Strummer, in fact, is on the “wish list” of big-name acts Angie C. hopes to include on the compilation, which will probably come out on the Co-Op Pop label. She and graphic designer Eric Pestana originally planned on a single CD, but too many bands want to help out. “The first CD is going to be what I call the ‘moneymaker,’ as many national acts that we can get,” Angie says. “Then we’ll have a second CD with more of the local bands. We’re going to do some shows this summer to raise money for the manufacturing costs. People talk about Kevin like he’s not going to be around, and it’s like, no he’s going to be around. He’s definitely going to annoy us for the rest of our lives!”

Pestana is chuckling as well. “He’s a little bastard. He’s really annoying, loud, and obnoxious. And yet there’s something about him that makes you want to help the guy out. There’s not an evil bone in the kid’s body. He’s really great fun to hang around with. He’s always a great laugh.”

All this isn’t surprising: it makes sense that even in the face of illness, Stevenson has always had a talent for bringing people from the music scene together. Scott Pittman recalls the effect he had on the Bosstones when he was touring with them several years ago, at a point when the Bosstones had been together long enough to have developed intra-band cliques and friction. “He’d like to mix and match and ask at random two people to come and hang out with him. He likes everyone to have a good time. Genuinely. I think a lot of people like to have a good time, but very few people like to make sure everyone else is having a good time.”
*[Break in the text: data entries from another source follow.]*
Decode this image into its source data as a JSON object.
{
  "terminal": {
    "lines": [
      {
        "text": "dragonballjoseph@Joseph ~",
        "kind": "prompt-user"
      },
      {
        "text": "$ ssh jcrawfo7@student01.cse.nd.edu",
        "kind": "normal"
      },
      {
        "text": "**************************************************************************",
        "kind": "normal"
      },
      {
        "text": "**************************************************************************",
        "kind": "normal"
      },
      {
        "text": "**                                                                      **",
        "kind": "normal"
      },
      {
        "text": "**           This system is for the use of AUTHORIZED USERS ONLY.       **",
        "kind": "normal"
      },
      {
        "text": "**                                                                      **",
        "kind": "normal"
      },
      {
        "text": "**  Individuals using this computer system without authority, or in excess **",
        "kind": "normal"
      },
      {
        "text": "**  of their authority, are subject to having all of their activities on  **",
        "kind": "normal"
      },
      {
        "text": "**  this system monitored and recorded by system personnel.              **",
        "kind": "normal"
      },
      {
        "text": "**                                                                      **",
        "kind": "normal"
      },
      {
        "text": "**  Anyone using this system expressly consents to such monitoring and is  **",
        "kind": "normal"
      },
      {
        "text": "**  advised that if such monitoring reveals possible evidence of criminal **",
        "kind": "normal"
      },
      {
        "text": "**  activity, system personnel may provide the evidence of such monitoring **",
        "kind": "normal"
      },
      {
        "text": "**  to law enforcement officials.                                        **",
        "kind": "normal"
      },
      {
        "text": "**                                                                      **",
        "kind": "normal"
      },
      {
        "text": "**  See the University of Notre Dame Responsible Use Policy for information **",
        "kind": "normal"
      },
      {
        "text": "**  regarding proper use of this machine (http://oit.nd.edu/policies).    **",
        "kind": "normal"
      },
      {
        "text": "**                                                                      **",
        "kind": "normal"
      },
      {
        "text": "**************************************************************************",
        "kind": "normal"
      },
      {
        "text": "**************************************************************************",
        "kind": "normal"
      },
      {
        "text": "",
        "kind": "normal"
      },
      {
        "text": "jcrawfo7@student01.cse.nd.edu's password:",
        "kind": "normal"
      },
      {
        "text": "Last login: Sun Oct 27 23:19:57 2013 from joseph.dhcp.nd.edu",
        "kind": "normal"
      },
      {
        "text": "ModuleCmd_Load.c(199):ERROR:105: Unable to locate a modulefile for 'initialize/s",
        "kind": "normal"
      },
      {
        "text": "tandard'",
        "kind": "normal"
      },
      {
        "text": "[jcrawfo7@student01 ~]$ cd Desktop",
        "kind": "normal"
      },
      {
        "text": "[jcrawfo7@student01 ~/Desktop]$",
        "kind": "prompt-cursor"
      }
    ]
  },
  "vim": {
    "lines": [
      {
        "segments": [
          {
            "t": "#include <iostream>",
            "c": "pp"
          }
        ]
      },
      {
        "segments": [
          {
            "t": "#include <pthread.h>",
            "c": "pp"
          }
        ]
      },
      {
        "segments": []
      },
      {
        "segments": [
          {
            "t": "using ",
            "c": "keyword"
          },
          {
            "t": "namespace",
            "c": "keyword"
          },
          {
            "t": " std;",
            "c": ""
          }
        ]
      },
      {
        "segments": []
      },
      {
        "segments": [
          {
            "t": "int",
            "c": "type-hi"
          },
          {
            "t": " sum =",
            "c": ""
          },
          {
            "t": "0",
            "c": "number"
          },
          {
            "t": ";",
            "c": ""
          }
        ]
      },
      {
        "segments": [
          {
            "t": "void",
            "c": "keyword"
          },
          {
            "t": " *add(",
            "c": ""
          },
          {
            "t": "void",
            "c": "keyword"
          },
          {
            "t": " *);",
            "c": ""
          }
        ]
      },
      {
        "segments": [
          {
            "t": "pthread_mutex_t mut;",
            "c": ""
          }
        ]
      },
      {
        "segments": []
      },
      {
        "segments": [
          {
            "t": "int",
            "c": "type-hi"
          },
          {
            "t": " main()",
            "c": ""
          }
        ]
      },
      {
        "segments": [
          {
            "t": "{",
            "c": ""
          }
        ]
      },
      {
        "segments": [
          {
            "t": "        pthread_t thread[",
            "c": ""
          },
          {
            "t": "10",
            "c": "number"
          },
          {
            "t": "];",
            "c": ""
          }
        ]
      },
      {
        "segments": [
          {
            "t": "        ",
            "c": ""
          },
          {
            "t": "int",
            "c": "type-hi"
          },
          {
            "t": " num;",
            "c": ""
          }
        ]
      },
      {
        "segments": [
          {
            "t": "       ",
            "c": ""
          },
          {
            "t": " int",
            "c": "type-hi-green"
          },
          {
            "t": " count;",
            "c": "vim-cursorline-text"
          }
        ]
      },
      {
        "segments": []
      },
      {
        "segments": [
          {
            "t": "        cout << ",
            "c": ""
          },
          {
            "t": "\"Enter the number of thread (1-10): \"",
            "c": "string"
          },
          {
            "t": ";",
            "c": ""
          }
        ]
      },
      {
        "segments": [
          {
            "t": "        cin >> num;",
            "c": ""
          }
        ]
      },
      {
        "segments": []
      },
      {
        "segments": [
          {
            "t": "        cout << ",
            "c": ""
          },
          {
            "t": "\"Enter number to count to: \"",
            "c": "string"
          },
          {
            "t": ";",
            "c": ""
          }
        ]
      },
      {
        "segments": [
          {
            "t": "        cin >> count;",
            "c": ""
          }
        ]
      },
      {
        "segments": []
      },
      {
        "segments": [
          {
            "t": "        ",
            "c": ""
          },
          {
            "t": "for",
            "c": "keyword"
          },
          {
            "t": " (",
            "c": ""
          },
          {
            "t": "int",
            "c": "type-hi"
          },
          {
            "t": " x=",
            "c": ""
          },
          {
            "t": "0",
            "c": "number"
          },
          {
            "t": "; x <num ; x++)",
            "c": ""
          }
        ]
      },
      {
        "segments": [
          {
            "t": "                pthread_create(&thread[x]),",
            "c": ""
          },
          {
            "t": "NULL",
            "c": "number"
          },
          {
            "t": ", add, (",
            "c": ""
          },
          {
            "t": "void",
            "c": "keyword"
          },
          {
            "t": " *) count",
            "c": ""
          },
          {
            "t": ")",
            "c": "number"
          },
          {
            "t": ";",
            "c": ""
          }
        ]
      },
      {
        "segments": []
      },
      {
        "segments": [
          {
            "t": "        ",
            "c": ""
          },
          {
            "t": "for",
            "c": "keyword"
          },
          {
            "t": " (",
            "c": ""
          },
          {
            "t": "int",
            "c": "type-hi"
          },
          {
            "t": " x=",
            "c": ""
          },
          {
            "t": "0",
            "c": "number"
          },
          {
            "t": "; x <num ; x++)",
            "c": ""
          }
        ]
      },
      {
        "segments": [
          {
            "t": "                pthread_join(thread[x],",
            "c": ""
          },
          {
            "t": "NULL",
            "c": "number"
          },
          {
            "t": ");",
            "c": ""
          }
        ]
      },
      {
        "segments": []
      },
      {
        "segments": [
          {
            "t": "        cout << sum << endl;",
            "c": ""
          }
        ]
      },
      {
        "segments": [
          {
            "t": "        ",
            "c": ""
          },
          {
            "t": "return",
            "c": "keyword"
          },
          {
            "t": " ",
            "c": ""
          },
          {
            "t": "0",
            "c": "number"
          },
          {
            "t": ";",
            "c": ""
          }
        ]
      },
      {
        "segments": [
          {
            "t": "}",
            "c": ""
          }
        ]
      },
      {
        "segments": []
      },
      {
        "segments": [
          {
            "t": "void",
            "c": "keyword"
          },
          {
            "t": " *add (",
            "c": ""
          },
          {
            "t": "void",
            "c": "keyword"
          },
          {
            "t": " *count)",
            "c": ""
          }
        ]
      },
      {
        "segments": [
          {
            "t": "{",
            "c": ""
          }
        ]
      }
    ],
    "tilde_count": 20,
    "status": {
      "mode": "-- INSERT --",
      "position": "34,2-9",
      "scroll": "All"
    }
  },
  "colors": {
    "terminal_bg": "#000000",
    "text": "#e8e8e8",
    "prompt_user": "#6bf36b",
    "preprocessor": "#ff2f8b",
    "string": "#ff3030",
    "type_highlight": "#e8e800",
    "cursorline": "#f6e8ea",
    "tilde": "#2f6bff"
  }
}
Indeed, Bosstones bassist Joe Gittleman recalls that Kevin “reminded me of how much fun touring can be. Maybe it was at a time when it wasn’t so much fun. Kevin kind of reminded me, ‘Oh yeah, this is a fucking blast.’ ” Dicky Barrett adds, “My sister was diagnosed with MS about two or three years ago. The disease itself, or the cause to find a cure, is something very close to me and my family.” However, Dicky goes on in his deadpan croak, “I have no plans to treat him any differently. I will give him the same ration of shit I’ve always given him. I will give him a minimal amount of respect, just as I did the very first day I met him. And I want him to know that.”

Kevin, we’re sure, wouldn’t want it any other way.